Sumber gambar: Bakumsu.or.id
Rancangan Kitab Undang-Undang Hukum Pidana (RKUHP) kerap menjadi buah bibir di tengah masyarakat Indonesia, baik karena RKUHP mengandung pasal-pasal yang dinilai kontroversial atau sekadar fakta bahwa Kitab Undang-Undang Hukum Pidana (KUHP) selaku induk dari segala pengaturan pidana di Indonesia yang sudah berlaku sejak 1918 akhirnya mengalami rekodifikasi. KUHP sendiri dinilai sudah tidak memiliki kepastian hukum sebab sejak Indonesia merdeka, pemerintah belum pernah menetapkan terjemahan resmi KUHP, sedangkan KUHP adalah produk hukum Belanda yang diambil secara langsung dari pengaturan hukum pidana yang berlaku di negara tersebut. Tanpa terjemahan resmi, KUHP menimbulkan potensi multitafsir dan keambiguan di tengah pasal-pasal yang ada. Selain itu, KUHP disusun oleh Belanda berdasarkan nilai-nilai Belanda, sehingga sudah saatnya induk hukum pidana Indonesia disusun ulang oleh Indonesia dan untuk Indonesia berdasarkan asas Pancasila. KUHP juga sudah berlaku selama lebih dari 100 tahun yang berarti pasal-pasal dalam KUHP harus segera disesuaikan dengan perkembangan masyarakat Indonesia.

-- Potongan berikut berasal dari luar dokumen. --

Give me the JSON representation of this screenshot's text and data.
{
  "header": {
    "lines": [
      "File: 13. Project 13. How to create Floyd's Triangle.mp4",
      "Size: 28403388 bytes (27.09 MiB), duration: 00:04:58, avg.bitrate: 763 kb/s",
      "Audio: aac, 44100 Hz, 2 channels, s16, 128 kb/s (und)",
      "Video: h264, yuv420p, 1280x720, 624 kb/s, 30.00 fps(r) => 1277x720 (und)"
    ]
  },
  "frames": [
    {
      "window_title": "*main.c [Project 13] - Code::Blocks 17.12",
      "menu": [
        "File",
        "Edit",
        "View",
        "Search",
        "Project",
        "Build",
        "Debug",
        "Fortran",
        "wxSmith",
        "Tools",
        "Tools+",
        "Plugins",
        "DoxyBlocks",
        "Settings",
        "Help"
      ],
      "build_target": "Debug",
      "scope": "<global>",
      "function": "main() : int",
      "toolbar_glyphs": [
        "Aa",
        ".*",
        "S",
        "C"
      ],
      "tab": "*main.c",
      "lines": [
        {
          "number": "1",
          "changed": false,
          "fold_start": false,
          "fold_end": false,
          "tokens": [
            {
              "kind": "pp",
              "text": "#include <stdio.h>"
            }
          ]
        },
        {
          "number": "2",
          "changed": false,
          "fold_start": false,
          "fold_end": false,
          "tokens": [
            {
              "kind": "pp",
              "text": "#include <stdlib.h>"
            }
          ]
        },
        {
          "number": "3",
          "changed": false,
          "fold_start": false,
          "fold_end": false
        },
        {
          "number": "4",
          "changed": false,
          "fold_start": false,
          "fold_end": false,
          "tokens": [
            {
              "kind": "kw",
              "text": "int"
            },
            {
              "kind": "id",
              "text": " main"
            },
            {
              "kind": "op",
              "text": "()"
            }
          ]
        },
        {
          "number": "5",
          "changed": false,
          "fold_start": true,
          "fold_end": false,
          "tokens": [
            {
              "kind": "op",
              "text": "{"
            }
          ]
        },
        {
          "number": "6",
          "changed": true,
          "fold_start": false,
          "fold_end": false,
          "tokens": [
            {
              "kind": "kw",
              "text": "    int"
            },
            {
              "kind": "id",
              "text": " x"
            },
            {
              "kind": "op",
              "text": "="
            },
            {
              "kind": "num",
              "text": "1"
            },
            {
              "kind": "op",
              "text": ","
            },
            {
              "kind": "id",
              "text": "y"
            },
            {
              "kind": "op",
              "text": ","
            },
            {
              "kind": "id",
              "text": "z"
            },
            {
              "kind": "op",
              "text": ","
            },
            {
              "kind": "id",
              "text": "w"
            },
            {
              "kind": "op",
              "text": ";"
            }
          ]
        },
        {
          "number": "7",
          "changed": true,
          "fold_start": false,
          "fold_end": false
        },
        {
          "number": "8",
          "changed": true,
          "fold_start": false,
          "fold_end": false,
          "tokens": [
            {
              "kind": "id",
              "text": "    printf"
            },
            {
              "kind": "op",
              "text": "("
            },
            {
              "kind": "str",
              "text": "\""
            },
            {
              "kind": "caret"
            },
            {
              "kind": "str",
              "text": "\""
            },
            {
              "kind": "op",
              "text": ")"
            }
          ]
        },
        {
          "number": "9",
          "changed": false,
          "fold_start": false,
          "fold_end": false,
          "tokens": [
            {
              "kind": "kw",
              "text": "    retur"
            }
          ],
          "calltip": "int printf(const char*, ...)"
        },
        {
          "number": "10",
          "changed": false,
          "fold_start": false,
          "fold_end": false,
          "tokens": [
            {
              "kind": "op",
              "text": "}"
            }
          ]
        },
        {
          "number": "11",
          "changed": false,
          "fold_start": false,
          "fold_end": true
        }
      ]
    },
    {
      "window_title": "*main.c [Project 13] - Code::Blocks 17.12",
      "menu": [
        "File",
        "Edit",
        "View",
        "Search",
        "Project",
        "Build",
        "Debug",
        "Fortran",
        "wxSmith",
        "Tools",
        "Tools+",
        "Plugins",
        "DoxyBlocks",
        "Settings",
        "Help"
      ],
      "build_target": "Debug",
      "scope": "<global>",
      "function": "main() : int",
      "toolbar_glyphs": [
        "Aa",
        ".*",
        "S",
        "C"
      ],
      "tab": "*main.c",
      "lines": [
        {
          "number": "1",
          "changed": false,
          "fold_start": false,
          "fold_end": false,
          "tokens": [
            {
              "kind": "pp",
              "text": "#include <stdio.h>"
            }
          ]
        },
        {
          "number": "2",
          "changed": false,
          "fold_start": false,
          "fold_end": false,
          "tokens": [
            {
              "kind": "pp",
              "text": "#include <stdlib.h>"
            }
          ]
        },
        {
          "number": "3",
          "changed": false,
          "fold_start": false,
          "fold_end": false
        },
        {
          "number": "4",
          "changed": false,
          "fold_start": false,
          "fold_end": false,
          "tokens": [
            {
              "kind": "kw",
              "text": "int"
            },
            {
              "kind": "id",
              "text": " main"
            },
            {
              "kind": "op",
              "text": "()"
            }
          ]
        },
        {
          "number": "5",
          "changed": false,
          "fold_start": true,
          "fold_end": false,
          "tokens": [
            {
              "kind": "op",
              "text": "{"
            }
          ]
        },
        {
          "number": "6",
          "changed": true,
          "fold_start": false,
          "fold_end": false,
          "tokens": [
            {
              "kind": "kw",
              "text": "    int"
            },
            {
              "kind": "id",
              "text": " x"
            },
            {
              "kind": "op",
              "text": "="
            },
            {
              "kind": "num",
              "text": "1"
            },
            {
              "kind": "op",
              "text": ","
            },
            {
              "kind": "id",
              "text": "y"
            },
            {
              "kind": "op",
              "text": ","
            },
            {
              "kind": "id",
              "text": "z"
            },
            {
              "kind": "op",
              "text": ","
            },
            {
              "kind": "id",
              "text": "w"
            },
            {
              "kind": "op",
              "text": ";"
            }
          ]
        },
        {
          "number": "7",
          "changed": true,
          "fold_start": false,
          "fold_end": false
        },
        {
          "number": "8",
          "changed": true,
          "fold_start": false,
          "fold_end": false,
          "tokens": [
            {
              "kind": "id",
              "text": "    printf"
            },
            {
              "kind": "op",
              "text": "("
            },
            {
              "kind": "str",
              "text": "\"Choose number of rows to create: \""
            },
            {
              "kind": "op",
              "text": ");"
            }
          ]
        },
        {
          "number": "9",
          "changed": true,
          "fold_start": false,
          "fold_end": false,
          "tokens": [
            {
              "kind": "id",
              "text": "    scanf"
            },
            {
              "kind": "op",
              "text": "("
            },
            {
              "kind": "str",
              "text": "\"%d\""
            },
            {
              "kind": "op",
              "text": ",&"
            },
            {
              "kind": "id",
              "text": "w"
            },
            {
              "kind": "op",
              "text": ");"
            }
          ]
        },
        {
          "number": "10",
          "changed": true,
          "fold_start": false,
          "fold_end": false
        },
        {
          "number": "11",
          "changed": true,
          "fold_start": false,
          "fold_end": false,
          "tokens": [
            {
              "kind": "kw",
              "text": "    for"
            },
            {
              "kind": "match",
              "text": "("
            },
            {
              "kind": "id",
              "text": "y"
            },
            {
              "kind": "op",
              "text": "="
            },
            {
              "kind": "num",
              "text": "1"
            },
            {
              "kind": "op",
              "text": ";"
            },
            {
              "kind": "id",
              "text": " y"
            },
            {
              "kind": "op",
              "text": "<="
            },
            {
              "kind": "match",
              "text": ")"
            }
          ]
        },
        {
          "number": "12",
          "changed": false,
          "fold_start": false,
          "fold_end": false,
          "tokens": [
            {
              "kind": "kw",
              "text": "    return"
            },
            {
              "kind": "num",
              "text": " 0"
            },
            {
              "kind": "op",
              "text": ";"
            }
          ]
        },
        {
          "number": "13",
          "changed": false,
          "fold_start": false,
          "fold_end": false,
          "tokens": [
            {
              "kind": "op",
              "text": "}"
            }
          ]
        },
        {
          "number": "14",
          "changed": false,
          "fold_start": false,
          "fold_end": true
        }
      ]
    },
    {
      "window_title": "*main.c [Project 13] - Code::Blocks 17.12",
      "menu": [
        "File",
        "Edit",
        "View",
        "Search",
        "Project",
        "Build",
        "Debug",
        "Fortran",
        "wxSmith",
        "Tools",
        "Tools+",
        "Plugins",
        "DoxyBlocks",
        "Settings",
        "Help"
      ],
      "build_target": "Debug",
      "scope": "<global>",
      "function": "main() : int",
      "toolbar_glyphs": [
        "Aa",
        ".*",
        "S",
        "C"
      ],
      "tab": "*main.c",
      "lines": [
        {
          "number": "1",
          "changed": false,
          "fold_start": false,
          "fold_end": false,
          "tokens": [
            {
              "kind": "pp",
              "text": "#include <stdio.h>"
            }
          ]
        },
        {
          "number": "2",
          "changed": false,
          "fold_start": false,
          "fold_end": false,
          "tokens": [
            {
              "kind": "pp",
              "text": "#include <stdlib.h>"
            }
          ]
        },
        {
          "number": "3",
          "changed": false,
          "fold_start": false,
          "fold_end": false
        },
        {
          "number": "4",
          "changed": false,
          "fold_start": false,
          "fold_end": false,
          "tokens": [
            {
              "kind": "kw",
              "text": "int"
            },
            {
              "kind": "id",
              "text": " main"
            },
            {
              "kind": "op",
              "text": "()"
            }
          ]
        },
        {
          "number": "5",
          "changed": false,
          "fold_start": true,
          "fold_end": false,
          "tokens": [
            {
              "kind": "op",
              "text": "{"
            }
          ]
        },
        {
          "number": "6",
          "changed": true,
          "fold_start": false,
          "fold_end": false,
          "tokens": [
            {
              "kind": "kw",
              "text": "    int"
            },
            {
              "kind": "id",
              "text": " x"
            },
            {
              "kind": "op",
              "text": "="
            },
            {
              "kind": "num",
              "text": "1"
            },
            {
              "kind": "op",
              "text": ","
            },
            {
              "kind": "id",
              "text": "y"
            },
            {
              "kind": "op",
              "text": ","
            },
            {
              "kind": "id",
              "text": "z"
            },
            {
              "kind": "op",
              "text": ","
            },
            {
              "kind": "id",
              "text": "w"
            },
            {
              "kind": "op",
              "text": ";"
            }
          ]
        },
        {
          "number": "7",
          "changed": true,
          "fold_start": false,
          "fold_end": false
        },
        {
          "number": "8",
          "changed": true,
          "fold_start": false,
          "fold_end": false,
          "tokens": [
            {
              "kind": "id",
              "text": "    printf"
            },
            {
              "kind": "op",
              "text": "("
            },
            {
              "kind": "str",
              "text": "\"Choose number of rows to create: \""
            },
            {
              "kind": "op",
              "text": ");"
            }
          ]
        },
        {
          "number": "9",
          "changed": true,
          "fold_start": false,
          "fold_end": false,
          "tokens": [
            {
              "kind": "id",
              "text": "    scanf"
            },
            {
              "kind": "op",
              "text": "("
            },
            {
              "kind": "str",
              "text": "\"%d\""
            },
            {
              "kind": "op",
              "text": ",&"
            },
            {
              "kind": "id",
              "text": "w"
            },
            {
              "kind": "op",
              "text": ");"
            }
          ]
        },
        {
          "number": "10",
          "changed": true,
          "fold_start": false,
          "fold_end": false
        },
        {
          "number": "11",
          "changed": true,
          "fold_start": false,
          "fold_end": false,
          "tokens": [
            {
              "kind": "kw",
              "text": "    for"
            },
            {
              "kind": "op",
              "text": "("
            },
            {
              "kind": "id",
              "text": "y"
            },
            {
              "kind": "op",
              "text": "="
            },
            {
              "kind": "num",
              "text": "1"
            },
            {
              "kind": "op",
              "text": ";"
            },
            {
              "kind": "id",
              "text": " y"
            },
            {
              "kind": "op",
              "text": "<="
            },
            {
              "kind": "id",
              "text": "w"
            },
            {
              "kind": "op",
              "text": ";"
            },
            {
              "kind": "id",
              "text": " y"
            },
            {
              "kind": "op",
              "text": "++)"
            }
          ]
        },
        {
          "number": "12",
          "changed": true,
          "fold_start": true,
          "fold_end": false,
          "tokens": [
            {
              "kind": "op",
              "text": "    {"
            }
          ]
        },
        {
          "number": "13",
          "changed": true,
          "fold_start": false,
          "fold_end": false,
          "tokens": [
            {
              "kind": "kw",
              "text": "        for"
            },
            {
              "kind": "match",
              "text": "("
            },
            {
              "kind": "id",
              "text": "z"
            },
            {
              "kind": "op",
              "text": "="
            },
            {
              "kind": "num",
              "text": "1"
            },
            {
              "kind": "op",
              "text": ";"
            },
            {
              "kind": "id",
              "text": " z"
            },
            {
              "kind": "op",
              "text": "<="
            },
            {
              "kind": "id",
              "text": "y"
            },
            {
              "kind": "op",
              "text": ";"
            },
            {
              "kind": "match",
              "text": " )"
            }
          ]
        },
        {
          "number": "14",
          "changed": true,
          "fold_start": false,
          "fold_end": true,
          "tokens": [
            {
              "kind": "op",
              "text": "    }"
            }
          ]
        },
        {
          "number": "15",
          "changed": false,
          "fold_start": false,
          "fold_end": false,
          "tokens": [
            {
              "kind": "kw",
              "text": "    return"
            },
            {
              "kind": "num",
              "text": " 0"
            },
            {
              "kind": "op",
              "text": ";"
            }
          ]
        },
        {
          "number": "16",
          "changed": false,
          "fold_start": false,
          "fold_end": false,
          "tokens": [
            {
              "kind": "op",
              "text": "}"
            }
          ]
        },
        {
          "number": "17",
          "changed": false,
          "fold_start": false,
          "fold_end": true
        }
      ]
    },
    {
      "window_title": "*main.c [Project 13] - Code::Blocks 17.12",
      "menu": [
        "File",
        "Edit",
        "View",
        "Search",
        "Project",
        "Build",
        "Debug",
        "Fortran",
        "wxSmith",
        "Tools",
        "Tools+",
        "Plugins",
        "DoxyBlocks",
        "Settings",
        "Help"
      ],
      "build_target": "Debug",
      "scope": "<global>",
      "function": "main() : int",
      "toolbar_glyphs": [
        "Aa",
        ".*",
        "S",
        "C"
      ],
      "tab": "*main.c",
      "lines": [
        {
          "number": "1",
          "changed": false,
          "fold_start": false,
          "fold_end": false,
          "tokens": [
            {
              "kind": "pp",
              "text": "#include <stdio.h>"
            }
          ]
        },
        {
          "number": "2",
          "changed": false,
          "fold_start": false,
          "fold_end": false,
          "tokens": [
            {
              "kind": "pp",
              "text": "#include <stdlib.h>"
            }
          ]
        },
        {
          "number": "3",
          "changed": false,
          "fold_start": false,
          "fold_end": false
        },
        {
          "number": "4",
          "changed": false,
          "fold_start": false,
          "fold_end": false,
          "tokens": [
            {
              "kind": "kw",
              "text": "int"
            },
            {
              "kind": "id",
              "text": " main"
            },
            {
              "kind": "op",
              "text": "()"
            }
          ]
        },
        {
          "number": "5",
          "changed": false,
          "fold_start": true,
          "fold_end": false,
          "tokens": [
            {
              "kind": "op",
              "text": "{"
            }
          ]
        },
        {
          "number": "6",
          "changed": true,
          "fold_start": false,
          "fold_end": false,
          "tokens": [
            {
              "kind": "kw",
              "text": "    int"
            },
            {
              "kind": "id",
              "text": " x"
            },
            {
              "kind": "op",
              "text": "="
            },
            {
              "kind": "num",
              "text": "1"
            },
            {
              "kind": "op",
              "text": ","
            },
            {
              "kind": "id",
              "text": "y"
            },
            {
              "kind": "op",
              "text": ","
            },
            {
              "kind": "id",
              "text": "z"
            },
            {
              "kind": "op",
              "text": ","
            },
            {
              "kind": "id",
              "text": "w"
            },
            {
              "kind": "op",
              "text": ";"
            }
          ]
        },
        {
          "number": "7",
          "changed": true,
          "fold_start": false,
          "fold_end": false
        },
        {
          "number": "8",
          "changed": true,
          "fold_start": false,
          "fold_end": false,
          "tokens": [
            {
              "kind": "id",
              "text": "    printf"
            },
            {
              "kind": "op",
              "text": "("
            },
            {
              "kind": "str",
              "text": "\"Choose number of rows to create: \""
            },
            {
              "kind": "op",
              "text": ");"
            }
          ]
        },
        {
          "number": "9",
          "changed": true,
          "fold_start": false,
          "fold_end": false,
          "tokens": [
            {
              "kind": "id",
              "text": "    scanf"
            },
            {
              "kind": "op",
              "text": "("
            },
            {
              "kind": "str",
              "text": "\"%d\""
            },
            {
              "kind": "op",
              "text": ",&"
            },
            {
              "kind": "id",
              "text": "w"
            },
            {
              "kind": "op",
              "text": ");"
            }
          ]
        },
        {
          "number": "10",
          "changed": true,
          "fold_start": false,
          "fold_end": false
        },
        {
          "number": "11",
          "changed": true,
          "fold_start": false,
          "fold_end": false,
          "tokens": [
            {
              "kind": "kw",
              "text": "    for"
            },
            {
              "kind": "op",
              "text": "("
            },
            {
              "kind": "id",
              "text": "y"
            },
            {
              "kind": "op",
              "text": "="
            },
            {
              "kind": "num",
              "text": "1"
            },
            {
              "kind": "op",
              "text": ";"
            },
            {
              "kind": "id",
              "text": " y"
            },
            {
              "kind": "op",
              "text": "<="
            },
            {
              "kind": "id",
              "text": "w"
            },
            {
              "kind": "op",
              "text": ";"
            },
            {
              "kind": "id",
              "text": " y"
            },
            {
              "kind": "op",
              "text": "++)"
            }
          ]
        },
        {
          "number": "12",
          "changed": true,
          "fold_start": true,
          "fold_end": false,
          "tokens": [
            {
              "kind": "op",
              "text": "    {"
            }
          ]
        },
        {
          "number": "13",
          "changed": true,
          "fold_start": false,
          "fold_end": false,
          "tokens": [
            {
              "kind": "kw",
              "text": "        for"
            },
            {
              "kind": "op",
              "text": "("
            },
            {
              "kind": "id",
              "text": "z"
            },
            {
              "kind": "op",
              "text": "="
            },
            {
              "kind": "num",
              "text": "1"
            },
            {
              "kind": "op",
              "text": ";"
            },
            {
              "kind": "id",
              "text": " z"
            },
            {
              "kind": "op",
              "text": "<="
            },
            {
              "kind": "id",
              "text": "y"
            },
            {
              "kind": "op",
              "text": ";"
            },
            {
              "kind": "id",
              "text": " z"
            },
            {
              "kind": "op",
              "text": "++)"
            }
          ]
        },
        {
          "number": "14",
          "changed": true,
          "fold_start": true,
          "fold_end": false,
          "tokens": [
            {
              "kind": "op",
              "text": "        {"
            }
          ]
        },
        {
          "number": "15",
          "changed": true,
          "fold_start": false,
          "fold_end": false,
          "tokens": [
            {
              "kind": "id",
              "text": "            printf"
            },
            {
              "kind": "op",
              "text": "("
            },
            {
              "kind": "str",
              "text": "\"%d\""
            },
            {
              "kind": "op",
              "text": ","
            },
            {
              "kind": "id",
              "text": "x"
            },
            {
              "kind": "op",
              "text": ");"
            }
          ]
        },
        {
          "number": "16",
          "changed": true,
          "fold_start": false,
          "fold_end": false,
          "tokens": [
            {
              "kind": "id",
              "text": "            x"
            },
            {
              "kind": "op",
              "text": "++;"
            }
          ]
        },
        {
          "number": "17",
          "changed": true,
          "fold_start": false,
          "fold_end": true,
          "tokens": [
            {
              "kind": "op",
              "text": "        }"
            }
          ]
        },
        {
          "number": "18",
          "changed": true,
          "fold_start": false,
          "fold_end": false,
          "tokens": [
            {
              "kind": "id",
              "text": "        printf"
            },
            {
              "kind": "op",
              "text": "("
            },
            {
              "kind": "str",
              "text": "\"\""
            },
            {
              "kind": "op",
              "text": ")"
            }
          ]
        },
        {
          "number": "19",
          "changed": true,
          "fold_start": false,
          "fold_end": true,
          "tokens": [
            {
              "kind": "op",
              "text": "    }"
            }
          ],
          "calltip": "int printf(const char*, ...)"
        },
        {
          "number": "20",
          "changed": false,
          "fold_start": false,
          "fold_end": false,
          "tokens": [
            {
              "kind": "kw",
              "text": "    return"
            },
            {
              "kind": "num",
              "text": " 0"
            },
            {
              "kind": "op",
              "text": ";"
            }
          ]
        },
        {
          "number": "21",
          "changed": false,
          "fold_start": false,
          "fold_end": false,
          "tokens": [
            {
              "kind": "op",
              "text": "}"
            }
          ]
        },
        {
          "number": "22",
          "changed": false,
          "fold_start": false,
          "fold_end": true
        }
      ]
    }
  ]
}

RKUHP sudah mulai dibahas sejak 1970 dan diserahkan oleh Presiden Susilo Bambang Yudhoyono kepada Dewan Perwakilan Rakyat (DPR) selaku lembaga legislatif Indonesia pada tahun 2012. Draf RKUHP pun baru pertama kali disepakati dalam pengambilan keputusan tingkat pertama oleh DPR Periode 2014-2019. Dari draf ini saja, sudah timbul berbagai macam kritik dari masyarakat yang menolak beberapa pasal di dalamnya. Ketika Presiden Joko Widodo mulai menjabat pada tahun 2019, pengesahan RKUHP segera ditunda agar pasal-pasal problematik tersebut dapat ditinjau kembali. Pembahasan ini dilanjutkan kembali pada April 2020 dan berlangsung hingga saat ini. Dilansir dari Kompas.com, substansi dalam draf RKUHP belum mengalami perubahan sejak draf pertama kali disetujui pada tahun 2019, sehingga sampai sekarang pun, kritik maupun penolakan dari masyarakat terhadap sejumlah pasal RKUHP masih marak timbul.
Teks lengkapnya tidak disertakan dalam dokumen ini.